A long, deep growl reverberated in from outside the hole.
Aden and Arlisa uncovered their faces and listened to footsteps clunking toward the hole in the floor. One of the men walked over and bent over the hole. His back was turned to them. The man had another look, backed away toward them. “All clear.” he said and then fell through floorboards which had given way beneath his feet!
“Fire!!” they heard Carlson say and more shots rang out, this time ever closer as the new hole was gaping just before them.
Arlisa screamed at the top of her lungs.
“Arlisa, no!!” Aden said, clapping his hand over her mouth. “Quick… climb!!”

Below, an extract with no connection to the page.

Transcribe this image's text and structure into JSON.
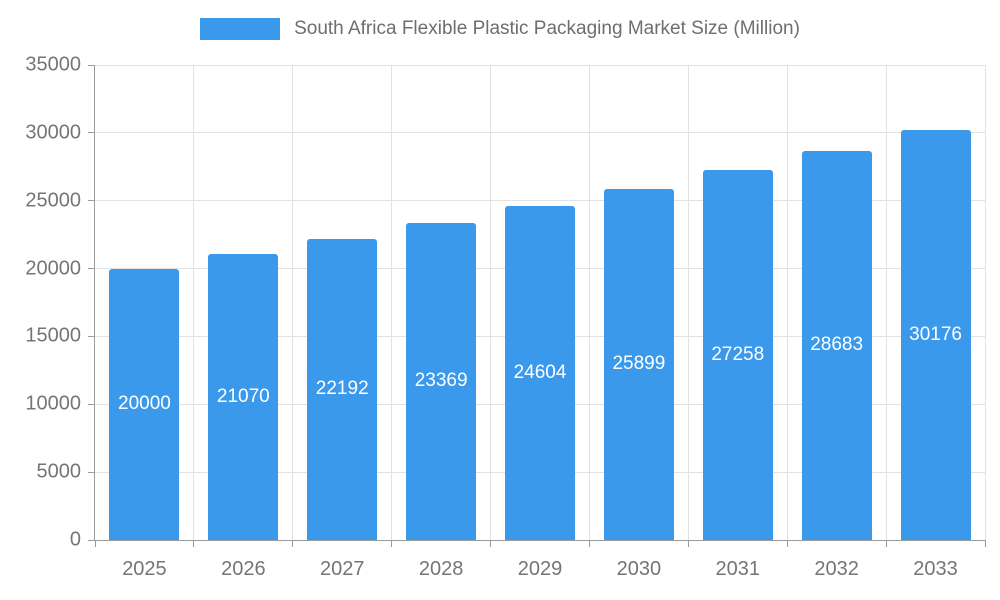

They turned and climbed and as their feet stepped off the floor it too gave way! The entire tower of bundled wood dropped a foot and tilted toward the hole. Aden made it to the top and then reached down for Arlisa. “Take my hand!” he said.
Her grip slipped but Aden grabbed her arm. “No!!!” Suddenly, beyond Arlisa’s flailing body, he caught a glimpse of the hole. Unlike the other two holes where he could see the water flowing by, this hole was pitch-black. Heat rose up from it with a smell worse than sardines. Aden’s eyes widened a second and then he dove for her hand. “Arlisa, don’t look down. Look at me, take my hand!” A deep growl shook the boards and some of them fell into the dark pit and ripped apart.

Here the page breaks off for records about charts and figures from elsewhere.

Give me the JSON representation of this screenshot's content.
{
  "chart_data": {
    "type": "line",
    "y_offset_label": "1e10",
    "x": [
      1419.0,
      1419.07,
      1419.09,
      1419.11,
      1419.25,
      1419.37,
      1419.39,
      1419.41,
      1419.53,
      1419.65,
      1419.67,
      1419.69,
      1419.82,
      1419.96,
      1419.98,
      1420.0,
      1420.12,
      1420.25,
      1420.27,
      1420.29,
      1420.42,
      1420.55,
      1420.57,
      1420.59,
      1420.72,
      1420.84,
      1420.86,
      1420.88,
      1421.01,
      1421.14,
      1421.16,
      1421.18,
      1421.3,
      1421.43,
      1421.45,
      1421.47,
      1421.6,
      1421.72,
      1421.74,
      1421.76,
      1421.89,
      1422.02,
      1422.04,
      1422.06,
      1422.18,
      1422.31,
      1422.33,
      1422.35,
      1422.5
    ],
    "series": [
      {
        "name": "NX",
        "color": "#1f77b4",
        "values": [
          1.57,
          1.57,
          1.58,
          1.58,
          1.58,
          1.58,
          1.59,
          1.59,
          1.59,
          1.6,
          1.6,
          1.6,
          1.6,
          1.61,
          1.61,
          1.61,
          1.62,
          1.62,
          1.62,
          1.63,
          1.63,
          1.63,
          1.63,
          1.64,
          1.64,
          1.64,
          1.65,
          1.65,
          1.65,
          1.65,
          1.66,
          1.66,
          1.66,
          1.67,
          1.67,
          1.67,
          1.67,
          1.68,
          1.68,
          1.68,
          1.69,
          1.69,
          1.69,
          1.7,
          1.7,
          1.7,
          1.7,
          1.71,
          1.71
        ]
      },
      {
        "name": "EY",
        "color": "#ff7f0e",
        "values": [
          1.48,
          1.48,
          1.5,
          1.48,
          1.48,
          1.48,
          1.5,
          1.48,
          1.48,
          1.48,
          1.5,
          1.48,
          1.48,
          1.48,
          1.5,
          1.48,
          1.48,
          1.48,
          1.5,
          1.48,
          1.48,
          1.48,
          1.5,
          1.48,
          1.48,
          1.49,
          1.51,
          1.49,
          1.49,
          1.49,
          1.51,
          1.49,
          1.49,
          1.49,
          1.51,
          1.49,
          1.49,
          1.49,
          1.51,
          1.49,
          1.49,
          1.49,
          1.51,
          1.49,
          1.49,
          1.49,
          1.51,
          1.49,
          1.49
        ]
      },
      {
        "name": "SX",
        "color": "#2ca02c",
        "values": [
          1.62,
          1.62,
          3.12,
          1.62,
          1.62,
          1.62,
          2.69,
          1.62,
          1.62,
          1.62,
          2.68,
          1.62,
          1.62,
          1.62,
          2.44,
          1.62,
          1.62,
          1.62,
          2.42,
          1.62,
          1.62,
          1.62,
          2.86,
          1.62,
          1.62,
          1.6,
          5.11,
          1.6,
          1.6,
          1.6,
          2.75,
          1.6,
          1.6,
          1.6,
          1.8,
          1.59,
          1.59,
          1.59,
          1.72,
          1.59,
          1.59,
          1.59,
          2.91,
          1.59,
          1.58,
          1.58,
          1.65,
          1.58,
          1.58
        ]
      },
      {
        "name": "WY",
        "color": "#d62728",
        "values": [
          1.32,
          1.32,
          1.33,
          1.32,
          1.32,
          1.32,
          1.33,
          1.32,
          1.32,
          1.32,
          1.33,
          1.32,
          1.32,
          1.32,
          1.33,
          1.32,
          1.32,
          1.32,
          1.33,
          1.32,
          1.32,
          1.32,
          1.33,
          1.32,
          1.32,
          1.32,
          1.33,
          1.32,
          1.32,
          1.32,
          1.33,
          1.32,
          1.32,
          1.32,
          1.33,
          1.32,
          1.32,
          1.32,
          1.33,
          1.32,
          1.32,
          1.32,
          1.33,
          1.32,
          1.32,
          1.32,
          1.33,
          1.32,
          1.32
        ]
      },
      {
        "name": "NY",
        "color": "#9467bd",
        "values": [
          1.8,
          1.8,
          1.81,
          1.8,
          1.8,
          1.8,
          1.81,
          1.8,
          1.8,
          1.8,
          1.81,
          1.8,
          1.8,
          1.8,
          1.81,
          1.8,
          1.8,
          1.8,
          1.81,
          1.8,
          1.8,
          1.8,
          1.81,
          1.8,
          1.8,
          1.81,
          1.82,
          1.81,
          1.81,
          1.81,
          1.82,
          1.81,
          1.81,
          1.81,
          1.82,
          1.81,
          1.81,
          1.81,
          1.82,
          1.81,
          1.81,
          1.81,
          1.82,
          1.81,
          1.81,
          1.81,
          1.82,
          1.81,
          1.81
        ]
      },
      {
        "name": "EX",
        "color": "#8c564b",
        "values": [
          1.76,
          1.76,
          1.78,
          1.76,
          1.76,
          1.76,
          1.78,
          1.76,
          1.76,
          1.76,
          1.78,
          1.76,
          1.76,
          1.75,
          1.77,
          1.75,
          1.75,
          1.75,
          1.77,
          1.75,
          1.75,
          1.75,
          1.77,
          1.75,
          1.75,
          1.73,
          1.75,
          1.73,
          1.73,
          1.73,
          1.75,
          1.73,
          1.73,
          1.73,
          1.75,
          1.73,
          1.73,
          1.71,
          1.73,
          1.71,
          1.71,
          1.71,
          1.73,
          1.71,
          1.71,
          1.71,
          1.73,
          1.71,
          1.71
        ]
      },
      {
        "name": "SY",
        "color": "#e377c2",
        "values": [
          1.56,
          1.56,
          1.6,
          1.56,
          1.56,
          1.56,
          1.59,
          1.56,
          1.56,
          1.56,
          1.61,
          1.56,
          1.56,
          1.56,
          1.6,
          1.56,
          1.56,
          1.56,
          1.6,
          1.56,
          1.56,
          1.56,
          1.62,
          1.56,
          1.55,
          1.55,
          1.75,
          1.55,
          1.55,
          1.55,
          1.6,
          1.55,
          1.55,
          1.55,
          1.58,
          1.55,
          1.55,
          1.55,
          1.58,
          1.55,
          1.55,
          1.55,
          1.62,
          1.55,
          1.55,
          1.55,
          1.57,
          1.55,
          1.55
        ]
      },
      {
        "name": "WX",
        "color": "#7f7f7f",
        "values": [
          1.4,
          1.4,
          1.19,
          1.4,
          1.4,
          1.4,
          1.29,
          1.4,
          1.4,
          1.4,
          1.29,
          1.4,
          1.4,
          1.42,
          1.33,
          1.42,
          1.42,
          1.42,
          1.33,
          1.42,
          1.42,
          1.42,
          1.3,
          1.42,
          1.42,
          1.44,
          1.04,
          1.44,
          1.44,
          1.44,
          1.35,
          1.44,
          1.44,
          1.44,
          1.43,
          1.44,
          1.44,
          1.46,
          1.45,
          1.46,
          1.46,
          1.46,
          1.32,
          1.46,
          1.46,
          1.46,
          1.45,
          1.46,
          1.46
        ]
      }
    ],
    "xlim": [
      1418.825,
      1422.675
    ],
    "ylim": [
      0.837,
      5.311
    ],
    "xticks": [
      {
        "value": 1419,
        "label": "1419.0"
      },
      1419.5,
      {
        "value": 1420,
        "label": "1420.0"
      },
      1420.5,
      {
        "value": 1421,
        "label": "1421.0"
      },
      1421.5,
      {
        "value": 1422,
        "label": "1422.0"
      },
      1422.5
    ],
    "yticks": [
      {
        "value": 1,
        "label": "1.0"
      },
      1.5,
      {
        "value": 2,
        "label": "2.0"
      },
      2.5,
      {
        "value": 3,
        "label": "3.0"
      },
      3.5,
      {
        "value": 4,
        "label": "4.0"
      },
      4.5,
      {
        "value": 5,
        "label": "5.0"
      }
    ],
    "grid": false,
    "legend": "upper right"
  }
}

Arlisa took Aden’s hand and climbed to the top. Aden looked back down into the pit and saw whitewater raging by.
“What was that??” Arlisa said.
“You don’t want to know.”
They crawled to the edge of the stack and jumped down onto the floor. After they slipped past the barking dogs and dashed out the door, they heard grumbling as they darted up the dirt road and followed it around back into the trees. They reached the asphalt road and fell onto it on all fours panting like dogs.
Aden held his hand over his heart holding his mouth open as if he could not get enough air. “Are you… alright?”
Arlisa sat there shivering, trembling, and peering into space.
“What gives?” he said, crawling to her, putting his arm on her shoulder. “We made it out okay…”
She shook her head. “Aden, what was that??”
He looked into the trees. “I don’t know, but whatever it was, we’re perfectly safe now.”
Suddenly, a hand seized the rear of his neck and dragged him up on his feet.
“Hey, let me go!!” Aden turned around… Ethan.
Arlisa gasped, sitting upright.
“Let you go?” Ethan said. “You’re lucky if I don’t strangle you before you get back to the house. Now go, Nathan will be home in a few minutes.”
“What about my friend?” Aden said. Ethan pushed Aden ahead, glanced at the teary eyed girl. “On your feet… let’s go.”